From one photo to another, the family pictures lining the walls of Aspire have a special meaning to those involved with the nonprofit.
Abbey Stone, the Program Director said, "We know life is tough, especially for these families who've given the ultimate sacrifice. We hate what they've been through, but we truly feel blessed that we get to be an impact in their life."
That's because these families are ones who've lost a love one who was serving our country or who've been wounded and left disabled.
Carla Wasson, the nonprofit's Board President said, "This is a program that's changing people's life's in a positive way."
Aspire helps these families get back on their feet through continued education.
They provide anywhere from $1,500 to $3,000 in scholarship money.
Wasson mentioned, "It's makes a huge difference because they have so many needs that they have."
Unlike other scholarships, the money can be used for more than just tuition and books including child care or bills along with other necessities.

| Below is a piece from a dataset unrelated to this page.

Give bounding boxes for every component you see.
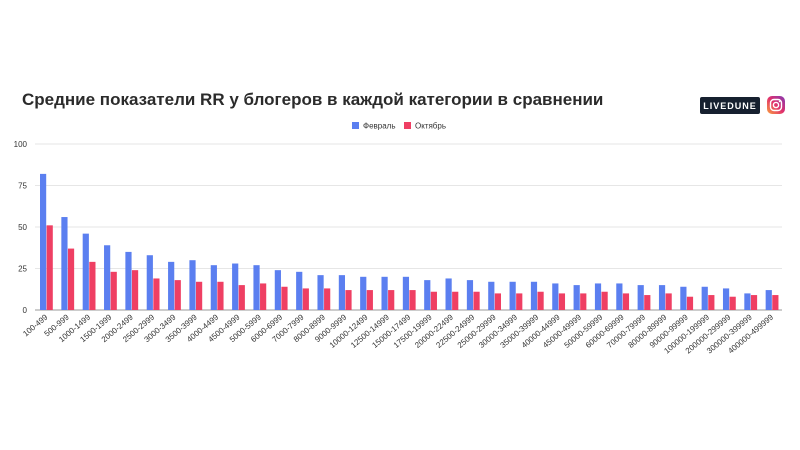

"Anything to keep them in school anything that would prevent them from dropping out of school, we want to be a lifeline to them," explains Stone.

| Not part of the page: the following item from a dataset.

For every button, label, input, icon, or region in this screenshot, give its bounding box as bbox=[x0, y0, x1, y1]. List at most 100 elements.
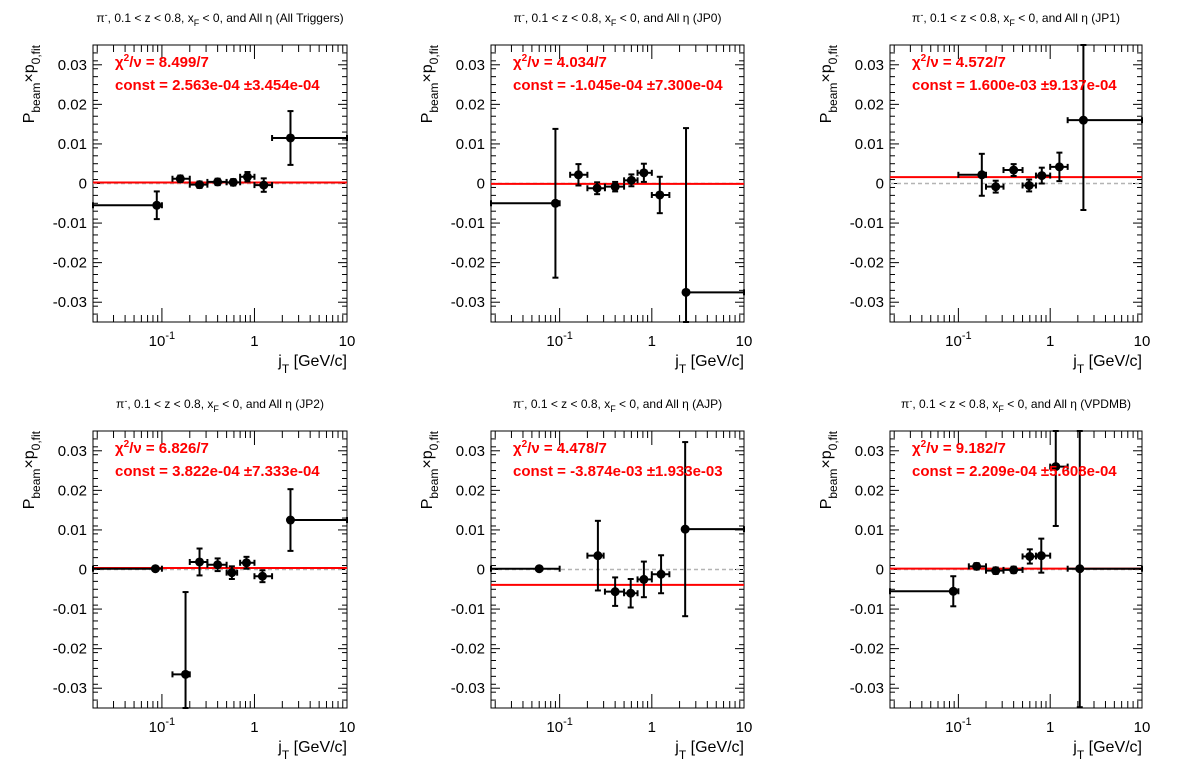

In doing so, the nonprofit also provides families they've help a support system.
Stone said, "We want be to be an extra family member and someone they can lean on. Whether they made a great test score or there's something traumatic going on either with themselves or their child."
As a nonprofit, organizers say their biggest now are more applicants to know they exist and more support from the community to help others.
The hopes are to turn something tragic into something good."It's uplifting and you know you're making a difference in the world," said Stone.
Wasson explains "There are a lot of people out there who could benefit."